O Comitê Xapiri, movimentos sociais e populares, redes e organizações da sociedade civil, denunciaram as graves violações ocorridas contra os povos do campo, da cidade, migrantes, mulheres, crianças, adolescentes, juventudes, povo negro, do terreiro e indígenas de Roraima. A carta de repudio foi divulgada após a realização da Caravana de Direitos Humanos, como parte da Semana Social Brasileira, que ocorreu nos dias 16 e 17 de agosto de 2024 em Boa Vista (RR).

Liderada pelo Ministério dos Direitos Humanos e da Cidadania (MDHC), as Caravanas dos Direitos Humanos têm por objetivo ajudar atores locais a enfrentar e superar violações como tortura, precarização das prisões, elevados índices de morte violenta e até casos de prisões ilegais.

“Com a grave situação de violação de direitos humanos em Roraima, os mais afetados e impactados com a invasão massiva pelo garimpo ilegal são os povos indígenas”, foi destaque na carta. Isso porquê a atividade garimpeira em terras indígenas afetou fortemente os povos Yanomami e Ye’kwana, os quais de forma sistemática tiveram seus territórios e comunidades invadidos por mais de 20 mil garimpeiros, principalmente durante os quatro anos do governo Bolsonaro.

De forma lenta, o atual governo tem dado passos no combate à violência crescente que impacta as comunidades indígenas no estado.

Na avaliação das organizações que assinam a carta, em número de 38 no total, a prática do garimpo ilegal favoreceu a criação e o fortalecimento de organizações criminosas a exemplo de facções. Segundo investigações do Ministério Público Federal (MPF), existem diversos crimes associados ao garimpo (tortura, extorsão, execução, agentes do Estado agindo como segurança de garimpo e garimpeiros etc”), lista o documento.

No Relatório de Violência Contra os Povos Indígenas no Brasil – dados de 2023, produzido pelo Conselho Indigenista Missionário (Cimi), Roraima lidera o índice de assassinatos de indígenas com 47 registros. Sem contar que “só no ano passado foram registrados 573 casos de estupros, que se tornaram uma violência invisível. Em 2023, o número de feminicídio dobrou, o que ceifa a vida de muitas mulheres de várias faixas etárias”, lista a carta.

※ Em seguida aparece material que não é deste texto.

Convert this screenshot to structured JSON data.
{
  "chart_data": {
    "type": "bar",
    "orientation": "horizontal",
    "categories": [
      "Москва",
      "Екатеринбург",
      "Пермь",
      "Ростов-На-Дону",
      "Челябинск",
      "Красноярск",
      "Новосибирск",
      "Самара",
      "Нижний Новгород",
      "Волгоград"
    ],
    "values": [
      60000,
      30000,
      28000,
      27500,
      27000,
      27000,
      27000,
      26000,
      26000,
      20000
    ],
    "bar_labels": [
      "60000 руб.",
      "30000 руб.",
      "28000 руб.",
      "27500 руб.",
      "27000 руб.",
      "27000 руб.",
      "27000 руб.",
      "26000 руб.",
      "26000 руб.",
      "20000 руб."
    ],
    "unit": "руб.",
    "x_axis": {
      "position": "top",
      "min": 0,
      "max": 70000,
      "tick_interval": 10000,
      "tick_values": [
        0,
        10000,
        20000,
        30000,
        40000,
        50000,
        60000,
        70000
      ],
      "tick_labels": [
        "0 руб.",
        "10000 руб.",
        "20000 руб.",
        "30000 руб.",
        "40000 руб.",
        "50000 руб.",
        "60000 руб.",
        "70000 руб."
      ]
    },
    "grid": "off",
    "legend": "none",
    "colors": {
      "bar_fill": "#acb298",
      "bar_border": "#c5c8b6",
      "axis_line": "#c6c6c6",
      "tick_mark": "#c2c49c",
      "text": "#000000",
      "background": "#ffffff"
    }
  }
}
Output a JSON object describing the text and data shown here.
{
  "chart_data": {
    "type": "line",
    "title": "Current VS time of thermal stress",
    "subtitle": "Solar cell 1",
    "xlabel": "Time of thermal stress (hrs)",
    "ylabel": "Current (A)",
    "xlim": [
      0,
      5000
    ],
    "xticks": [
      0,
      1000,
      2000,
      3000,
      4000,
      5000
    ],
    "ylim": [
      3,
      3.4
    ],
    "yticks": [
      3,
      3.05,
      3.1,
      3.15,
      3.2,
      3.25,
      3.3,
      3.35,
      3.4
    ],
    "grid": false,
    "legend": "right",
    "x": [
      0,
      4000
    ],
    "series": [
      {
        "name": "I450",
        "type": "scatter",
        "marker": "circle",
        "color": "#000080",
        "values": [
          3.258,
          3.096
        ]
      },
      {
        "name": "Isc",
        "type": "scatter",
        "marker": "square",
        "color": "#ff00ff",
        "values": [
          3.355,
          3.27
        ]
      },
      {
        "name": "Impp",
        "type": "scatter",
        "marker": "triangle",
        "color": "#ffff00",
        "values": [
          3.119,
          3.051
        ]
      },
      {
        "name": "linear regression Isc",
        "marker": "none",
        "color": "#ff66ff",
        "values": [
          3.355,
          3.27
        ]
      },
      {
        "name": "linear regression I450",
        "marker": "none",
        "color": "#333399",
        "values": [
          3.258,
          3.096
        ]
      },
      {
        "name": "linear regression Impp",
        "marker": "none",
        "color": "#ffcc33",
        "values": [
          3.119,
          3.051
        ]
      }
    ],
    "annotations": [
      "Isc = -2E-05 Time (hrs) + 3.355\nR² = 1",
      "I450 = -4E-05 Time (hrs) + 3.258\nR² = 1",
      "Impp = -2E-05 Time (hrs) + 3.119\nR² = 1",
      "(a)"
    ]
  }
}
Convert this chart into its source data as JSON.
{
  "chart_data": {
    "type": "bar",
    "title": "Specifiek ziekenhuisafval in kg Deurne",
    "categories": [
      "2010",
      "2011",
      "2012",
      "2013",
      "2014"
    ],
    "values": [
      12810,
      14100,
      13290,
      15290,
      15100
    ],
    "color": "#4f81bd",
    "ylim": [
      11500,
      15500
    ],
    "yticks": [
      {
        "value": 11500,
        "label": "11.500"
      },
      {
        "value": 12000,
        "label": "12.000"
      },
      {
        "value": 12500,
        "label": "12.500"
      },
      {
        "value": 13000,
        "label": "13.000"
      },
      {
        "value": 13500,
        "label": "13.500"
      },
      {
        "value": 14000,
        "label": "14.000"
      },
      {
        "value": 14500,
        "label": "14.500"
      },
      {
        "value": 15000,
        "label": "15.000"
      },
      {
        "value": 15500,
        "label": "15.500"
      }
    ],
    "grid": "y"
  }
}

A violência no campo se agravou ainda mais nos últimos anos com ocorrência de conflitos gerados a partir da grilagem de terras. Segundo dados do Caderno de Conflitos da Comissão Pastoral da Terra (CPT), em 2023, “Roraima destaca-se no aumento da concentração de renda da elite. É o maior número de conflitos registrados no estado nos últimos 10 anos, com 60 casos”.

Além de abordar os dados alarmantes, as organizações repudiam a complacência da “classe política do estado de Roraima que tem assistido, de forma pacífica, essas diversas formas de violência”. Ao mesmo tempo, fazem um chamado a toda sociedade: “para lutarmos a favor de nossos povos, da nossa biodiversidade e das nossas liberdades de ser e de existir”.